Concretely, we are pushing clients to do three things now. First, sign 2027 reserved capacity for any workload with predictable utilisation above roughly 60 percent, even if the discount looks thin today, because the alternative in twelve months is paying spot into a tighter market. Second, build cost aware routing into every agent and inference path, so that premium frontier models are reserved for the requests that actually need them and the long tail falls back to mid tier or open weight models on cheaper silicon. Third, treat the build versus buy question on inference honestly: at current GPU economics, owning H200 capacity through a colo partner pays back inside 14 to 18 months for sustained workloads above a few hundred concurrent sessions, and the lock in risk to a single hyperscaler is the larger long term threat.
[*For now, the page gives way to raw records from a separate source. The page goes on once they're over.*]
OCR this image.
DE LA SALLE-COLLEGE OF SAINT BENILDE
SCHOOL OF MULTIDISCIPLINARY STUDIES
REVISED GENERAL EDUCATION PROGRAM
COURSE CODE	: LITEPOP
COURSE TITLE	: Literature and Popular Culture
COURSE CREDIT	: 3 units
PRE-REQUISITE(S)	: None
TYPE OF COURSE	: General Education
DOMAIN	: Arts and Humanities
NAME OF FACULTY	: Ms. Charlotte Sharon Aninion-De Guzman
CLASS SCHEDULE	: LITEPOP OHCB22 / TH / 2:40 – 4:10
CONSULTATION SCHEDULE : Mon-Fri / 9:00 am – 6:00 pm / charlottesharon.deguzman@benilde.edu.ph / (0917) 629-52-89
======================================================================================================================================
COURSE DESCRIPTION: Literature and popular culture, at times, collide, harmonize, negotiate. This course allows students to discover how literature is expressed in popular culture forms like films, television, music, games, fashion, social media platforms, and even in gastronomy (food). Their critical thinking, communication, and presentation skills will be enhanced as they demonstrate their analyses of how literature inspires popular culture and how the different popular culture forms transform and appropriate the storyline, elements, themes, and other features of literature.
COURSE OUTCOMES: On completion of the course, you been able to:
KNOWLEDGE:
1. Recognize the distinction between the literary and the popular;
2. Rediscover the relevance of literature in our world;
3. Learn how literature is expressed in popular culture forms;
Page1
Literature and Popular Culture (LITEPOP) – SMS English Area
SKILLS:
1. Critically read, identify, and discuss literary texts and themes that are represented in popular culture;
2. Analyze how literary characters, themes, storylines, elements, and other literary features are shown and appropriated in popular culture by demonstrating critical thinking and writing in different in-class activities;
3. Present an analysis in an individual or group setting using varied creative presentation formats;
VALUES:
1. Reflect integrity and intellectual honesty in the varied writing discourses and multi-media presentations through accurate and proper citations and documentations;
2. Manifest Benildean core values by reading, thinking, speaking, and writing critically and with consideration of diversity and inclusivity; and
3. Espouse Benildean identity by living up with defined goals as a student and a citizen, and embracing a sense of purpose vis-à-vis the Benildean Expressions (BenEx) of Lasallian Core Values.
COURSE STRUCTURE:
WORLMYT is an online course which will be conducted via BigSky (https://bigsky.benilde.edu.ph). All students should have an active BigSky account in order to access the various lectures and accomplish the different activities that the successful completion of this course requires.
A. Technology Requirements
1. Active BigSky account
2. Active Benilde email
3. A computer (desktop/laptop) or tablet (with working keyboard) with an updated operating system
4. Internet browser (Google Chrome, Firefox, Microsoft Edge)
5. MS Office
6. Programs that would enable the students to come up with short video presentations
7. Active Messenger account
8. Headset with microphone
The teams that win the next eighteen months are the ones that already stopped assuming compute would get cheaper on schedule.
Geopolitics and the foundry alternatives
Wei’s comments land while Washington keeps tightening export controls on advanced chips bound for China and while Taiwan’s grid is under continued strain. Intel Foundry and Samsung Foundry remain the two plausible release valves at advanced nodes, but neither is a 2026 story. Intel’s 18A is ramping with a short external customer list, and Samsung’s 2nm yield trajectory is still behind TSMC’s. Custom silicon from AWS Trainium2, Google’s TPU v6, and Microsoft’s Maia is real and growing, but most of it is also fabricated at TSMC, which means it competes for the same wafers and the same CoWoS slots as Nvidia.
The four signals to watch into Q3
Nvidia’s next earnings call commentary on Blackwell and Rubin allocation, which will reveal how TSMC is actually rationing CoWoS capacity across customers.
Microsoft and Google capex guidance, already at record levels, and whether either re rates upward again to chase scarce supply.
Any concrete sign that Intel Foundry 18A or Samsung 2nm is absorbing meaningful AI accelerator volume from a top five buyer.
HBM4 qualification timelines at SK Hynix and Micron, because memory, not logic, is the harder ceiling through 2026.
The single date that matters is Nvidia’s August earnings call. If management guides Blackwell supply up and lead times down, the squeeze is loosening earlier than Wei suggested and reserved capacity premiums will compress. If Nvidia instead extends allocation language into the first half of 2027, the cost of waiting to sign your AI infra contracts will be visible in your own P and L by the end of this year.